14 March 2026, 14:31

Schleswig-Holstein beschleunigt Wärmewende bis 2040 mit neuen Fördermitteln

Ein Plakat, das die Aufrüstung von Heizpumpen zu Hause bewirbt, mit einem Bild einer Heizpumpe und dem Text "Rüsten Sie Ihr Zuhause mit einer Heizpumpe auf."

Förderung für den Wärmetransition in Stadtteilen ohne Fernwärme - Schleswig-Holstein beschleunigt Wärmewende bis 2040 mit neuen Fördermitteln

Schleswig-Holstein treibt Ausstieg aus fossilen Brennstoffen bei der Wärmeversorgung bis 2040 voran

Die Landesregierung hat neue Fördermittel angekündigt, um Gemeinden und Stadtteile beim Umstieg auf klimafreundliche Heizalternativen zu unterstützen.
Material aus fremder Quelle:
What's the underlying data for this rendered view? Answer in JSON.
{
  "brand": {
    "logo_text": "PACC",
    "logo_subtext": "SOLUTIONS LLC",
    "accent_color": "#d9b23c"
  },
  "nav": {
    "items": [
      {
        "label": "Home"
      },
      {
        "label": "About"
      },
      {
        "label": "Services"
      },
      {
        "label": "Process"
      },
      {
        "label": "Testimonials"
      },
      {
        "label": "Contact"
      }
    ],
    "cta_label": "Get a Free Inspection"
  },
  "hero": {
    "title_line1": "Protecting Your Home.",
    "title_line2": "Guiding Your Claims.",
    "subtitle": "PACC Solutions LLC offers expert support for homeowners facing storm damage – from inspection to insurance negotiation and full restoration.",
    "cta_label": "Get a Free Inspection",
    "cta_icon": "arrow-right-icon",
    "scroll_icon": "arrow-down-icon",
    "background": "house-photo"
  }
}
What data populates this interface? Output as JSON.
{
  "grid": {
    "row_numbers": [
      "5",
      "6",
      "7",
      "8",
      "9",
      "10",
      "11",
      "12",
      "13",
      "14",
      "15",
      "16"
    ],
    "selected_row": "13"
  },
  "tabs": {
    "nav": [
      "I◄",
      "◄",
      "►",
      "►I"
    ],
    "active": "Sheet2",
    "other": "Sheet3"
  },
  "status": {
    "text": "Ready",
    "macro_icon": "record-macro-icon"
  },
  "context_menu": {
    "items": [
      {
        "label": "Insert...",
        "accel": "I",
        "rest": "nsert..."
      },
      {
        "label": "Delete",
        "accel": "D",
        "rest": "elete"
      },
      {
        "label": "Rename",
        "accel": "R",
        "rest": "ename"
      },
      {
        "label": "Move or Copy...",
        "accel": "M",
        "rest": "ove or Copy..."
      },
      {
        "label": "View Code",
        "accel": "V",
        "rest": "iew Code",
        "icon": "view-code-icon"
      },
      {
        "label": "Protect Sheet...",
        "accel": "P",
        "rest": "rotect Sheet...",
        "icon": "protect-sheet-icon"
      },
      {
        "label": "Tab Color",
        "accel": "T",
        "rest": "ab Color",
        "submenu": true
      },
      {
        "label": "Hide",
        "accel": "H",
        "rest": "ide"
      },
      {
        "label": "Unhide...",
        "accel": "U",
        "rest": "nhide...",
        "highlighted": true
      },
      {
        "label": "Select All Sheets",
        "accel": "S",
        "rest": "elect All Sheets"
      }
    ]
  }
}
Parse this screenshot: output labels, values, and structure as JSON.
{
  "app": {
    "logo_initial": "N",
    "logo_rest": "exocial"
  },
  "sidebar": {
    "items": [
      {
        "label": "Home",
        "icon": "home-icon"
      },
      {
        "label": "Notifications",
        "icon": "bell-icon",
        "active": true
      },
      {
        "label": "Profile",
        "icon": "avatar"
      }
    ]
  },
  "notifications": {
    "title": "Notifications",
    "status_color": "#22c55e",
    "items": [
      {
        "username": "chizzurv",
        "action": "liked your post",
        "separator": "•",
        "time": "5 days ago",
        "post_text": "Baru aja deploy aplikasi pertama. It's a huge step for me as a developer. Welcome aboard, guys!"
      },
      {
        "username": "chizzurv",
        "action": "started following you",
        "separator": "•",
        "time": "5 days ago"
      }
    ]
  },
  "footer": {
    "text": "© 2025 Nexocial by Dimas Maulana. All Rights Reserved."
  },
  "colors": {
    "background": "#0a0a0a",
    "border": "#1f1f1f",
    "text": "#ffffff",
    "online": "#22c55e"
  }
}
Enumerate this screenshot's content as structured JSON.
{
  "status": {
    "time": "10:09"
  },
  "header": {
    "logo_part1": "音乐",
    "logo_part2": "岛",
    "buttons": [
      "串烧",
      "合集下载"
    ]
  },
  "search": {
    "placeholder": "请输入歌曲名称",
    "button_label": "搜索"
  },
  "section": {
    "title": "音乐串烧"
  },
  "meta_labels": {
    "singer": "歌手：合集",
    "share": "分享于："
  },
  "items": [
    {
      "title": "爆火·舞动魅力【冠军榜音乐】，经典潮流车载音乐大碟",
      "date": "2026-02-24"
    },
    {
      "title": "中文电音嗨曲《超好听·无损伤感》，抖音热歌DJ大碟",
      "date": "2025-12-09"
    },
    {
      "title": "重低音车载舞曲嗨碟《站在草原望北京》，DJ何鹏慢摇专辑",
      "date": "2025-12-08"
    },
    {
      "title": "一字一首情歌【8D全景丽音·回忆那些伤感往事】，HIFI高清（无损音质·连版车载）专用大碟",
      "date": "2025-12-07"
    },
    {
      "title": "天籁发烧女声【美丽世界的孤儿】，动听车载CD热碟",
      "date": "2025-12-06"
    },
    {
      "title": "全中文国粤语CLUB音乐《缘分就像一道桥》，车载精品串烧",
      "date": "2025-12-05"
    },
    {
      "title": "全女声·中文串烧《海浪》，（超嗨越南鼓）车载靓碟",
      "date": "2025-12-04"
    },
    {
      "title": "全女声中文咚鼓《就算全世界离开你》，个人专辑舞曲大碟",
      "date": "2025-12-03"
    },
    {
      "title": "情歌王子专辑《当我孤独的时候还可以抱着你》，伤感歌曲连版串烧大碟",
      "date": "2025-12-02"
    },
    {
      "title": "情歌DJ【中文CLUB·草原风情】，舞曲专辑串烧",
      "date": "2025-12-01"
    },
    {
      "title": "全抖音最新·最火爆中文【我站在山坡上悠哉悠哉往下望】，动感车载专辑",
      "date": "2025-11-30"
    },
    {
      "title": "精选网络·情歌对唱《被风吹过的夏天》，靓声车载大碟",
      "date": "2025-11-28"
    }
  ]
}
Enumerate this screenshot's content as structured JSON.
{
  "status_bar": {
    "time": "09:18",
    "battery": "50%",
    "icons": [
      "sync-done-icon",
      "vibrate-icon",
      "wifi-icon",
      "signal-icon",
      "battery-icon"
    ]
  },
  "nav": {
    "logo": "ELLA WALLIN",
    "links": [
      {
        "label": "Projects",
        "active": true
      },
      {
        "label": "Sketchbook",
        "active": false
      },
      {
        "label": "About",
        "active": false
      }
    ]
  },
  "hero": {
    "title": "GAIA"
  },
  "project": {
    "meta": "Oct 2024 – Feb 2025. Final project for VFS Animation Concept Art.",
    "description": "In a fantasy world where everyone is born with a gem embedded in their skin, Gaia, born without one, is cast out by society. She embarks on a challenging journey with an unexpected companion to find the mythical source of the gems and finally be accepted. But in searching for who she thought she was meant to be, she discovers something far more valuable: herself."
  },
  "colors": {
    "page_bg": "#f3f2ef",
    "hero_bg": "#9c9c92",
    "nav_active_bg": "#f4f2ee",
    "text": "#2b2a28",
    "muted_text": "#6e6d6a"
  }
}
Da in vielen Regionen noch keine Fernwärmenetze existieren, sind individuelle Modernisierungen entscheidend, um die Klimaziele zu erreichen.

Umweltminister Tobias Goldschmidt betonte die Dringlichkeit des Handelns. Die Umrüstung der Heizsysteme werde nicht nur die Emissionen senken, sondern auch die langfristigen Energiekosten für die Bürger verringern. Besonders im Fokus stehen dabei Gebiete ohne bestehende Fernwärmeinfrastruktur.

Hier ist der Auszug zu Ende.